An Empirical Analysis of Range for 3D Object Detection
- URL: http://arxiv.org/abs/2308.04054v1
- Date: Tue, 8 Aug 2023 05:29:26 GMT
- Title: An Empirical Analysis of Range for 3D Object Detection
- Authors: Neehar Peri, Mengtian Li, Benjamin Wilson, Yu-Xiong Wang, James Hays,
Deva Ramanan
- Abstract summary: We present an empirical analysis of far-field 3D detection using the long-range detection dataset Argoverse 2.0.
Near-field LiDAR measurements are dense and optimally encoded by small voxels, while far-field measurements are sparse and are better encoded with large voxels.
We propose simple techniques to efficiently ensemble models for long-range detection that improve efficiency by 33% and boost accuracy by 3.2% CDS.

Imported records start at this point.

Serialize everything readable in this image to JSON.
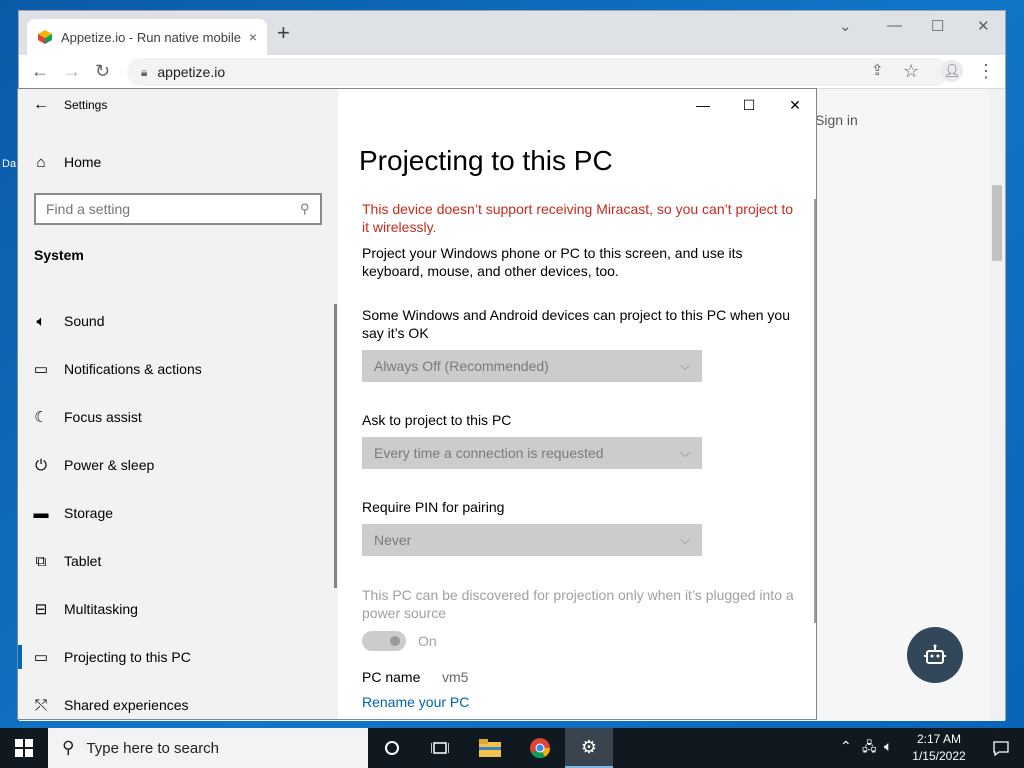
{
  "desktop": {
    "icon_label": "Da"
  },
  "browser": {
    "tab_title": "Appetize.io - Run native mobile apps in your browser",
    "tab_close": "×",
    "new_tab": "+",
    "url": "appetize.io",
    "page_signin": "Sign in",
    "fab_icon": "robot-icon"
  },
  "settings": {
    "app_title": "Settings",
    "home_label": "Home",
    "search_placeholder": "Find a setting",
    "section": "System",
    "nav_items": [
      {
        "label": "Sound",
        "icon": "speaker-icon"
      },
      {
        "label": "Notifications & actions",
        "icon": "notifications-icon"
      },
      {
        "label": "Focus assist",
        "icon": "moon-icon"
      },
      {
        "label": "Power & sleep",
        "icon": "power-icon"
      },
      {
        "label": "Storage",
        "icon": "storage-icon"
      },
      {
        "label": "Tablet",
        "icon": "tablet-icon"
      },
      {
        "label": "Multitasking",
        "icon": "multitasking-icon"
      },
      {
        "label": "Projecting to this PC",
        "icon": "projecting-icon",
        "selected": true
      },
      {
        "label": "Shared experiences",
        "icon": "shared-icon"
      }
    ],
    "page": {
      "title": "Projecting to this PC",
      "error": "This device doesn’t support receiving Miracast, so you can’t project to it wirelessly.",
      "description": "Project your Windows phone or PC to this screen, and use its keyboard, mouse, and other devices, too.",
      "projection_label": "Some Windows and Android devices can project to this PC when you say it’s OK",
      "projection_value": "Always Off (Recommended)",
      "ask_label": "Ask to project to this PC",
      "ask_value": "Every time a connection is requested",
      "pin_label": "Require PIN for pairing",
      "pin_value": "Never",
      "power_note": "This PC can be discovered for projection only when it’s plugged into a power source",
      "toggle_state": "On",
      "pc_name_label": "PC name",
      "pc_name_value": "vm5",
      "rename_link": "Rename your PC"
    }
  },
  "taskbar": {
    "search_placeholder": "Type here to search",
    "time": "2:17 AM",
    "date": "1/15/2022"
  }
}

- Score: 70.54345282696138
- License: http://creativecommons.org/licenses/by/4.0/
- Abstract: LiDAR-based 3D detection plays a vital role in autonomous navigation.
Surprisingly, although autonomous vehicles (AVs) must detect both near-field
objects (for collision avoidance) and far-field objects (for longer-term
planning), contemporary benchmarks focus only on near-field 3D detection.

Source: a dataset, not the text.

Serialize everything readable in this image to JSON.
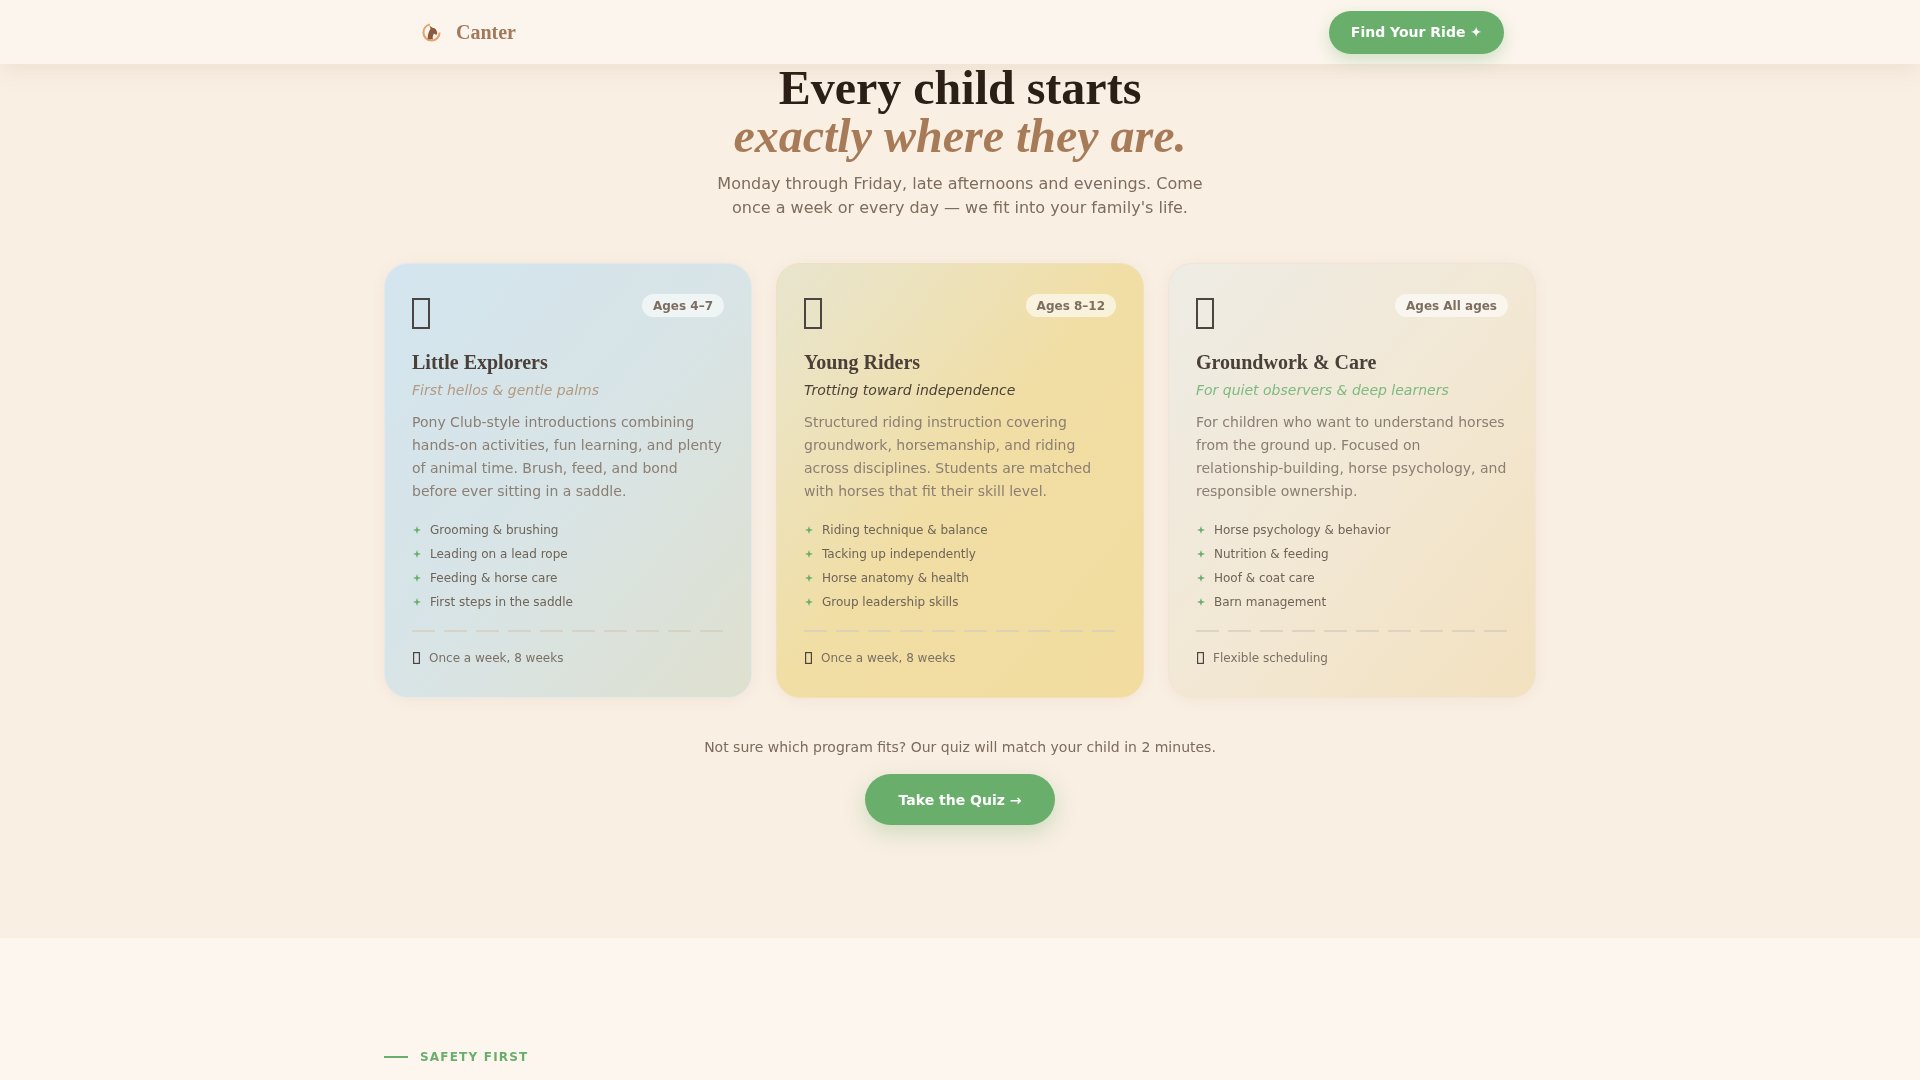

However, AVs must detect far-field objects for safe navigation. In this paper,
we present an empirical analysis of far-field 3D detection using the long-range
detection dataset Argoverse 2.0 to better understand the problem, and share the
following insight: near-field LiDAR measurements are dense and optimally
encoded by small voxels, while far-field measurements are sparse and are better
encoded with large voxels. We exploit this observation to build a collection of
range experts tuned for near-vs-far field detection, and propose simple
techniques to efficiently ensemble models for long-range detection that improve
efficiency by 33% and boost accuracy by 3.2% CDS.